Hacker News new | ask | show | jobs
by quinthar 3537 days ago
To be clear, we're talking about functionality that is not implemented or fully designed. Today all transactions are committed on all nodes in the same order, which is a much simpler world. I agree, the multi-threaded replication case is a much more complex and interesting world, with much greater performance opportunities. Lots of exciting problems to solve when we get there!
1 comments

> Today all transactions are committed on all nodes in the same order, which is a much simpler world.

This is difficult to reconcile with:

> - For the highest performance, you can designate a transaction as "asynchronous" and the master will commit immediately

because if the leader crashes, a replica becomes leader and starts accepting writes, then the old leader recovers as a replica, without something like an epoch number it won't be able to tell that it has commits that the current leader doesn't (using a unique incrementing transaction number based on just a counter at the leader won't work, because it won't necessarily be unique across leader elections thanks to the asynchronous commits).

Ah, sorry for the confusion. Every transaction is given an incrementing ID by the leader, and every follower commits the transactions in ID order.

Furthermore, every commit has a running SHA hash of all prior commits (and every node keeps a history of the last few million commits).

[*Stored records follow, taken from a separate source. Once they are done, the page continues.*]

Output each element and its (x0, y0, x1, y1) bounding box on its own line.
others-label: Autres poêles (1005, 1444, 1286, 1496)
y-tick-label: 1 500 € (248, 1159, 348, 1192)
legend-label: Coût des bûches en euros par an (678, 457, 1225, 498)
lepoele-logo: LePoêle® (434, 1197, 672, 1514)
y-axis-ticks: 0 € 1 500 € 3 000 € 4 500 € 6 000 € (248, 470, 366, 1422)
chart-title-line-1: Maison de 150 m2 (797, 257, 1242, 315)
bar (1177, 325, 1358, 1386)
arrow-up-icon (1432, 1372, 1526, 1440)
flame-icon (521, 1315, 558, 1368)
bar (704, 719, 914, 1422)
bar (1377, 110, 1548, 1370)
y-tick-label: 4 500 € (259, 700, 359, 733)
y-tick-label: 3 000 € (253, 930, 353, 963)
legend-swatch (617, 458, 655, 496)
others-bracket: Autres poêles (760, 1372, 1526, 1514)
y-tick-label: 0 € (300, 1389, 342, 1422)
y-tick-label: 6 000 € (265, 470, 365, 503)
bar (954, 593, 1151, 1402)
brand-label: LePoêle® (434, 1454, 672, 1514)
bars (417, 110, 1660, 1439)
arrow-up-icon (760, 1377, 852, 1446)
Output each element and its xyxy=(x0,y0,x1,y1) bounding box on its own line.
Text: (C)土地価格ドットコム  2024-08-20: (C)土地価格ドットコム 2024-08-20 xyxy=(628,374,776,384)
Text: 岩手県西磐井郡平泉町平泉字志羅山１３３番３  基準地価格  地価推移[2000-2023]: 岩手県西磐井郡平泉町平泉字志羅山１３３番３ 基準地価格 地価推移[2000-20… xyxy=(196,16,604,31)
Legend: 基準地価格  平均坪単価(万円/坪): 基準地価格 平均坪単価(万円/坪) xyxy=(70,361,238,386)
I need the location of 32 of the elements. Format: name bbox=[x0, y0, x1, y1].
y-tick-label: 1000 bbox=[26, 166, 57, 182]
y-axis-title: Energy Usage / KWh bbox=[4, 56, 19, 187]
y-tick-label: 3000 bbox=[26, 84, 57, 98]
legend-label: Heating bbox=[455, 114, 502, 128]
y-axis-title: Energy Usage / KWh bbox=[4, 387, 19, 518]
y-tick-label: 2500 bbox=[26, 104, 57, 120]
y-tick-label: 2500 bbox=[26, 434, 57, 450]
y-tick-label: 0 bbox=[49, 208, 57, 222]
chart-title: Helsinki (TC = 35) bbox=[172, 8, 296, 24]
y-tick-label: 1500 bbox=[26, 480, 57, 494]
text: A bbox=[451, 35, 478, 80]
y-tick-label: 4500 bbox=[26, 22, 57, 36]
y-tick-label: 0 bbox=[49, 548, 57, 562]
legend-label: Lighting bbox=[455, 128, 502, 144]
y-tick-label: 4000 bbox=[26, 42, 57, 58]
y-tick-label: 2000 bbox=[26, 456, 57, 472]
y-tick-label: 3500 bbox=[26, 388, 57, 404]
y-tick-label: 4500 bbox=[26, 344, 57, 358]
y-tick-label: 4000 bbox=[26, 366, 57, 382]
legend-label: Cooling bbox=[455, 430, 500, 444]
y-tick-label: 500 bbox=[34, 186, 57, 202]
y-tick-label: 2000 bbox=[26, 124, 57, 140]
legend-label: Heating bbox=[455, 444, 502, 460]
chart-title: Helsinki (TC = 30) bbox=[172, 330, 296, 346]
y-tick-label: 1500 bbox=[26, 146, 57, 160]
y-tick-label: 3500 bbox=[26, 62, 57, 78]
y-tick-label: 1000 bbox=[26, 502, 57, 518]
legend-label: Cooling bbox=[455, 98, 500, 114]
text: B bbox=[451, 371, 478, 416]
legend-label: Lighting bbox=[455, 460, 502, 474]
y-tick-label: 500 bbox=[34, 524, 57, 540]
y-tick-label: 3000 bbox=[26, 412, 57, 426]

This way any two nodes can compare their journals to make sure they agree -- and if there is any split, then the cluster kicks that node out.

Basically, there is no scenario in which a node that commits a different transaction (or a transaction in a different order) is allowed to remain in the cluster.

I think this or something like this can probably work if you're okay with losing all data that wasn't acked by a majority (though I suspect actually recovering a divergent replica would be very difficult), but this doesn't work with the batch commit idea at all, does it? Seems like it enforces strict serial ordering of writes (even nonconflicting ones).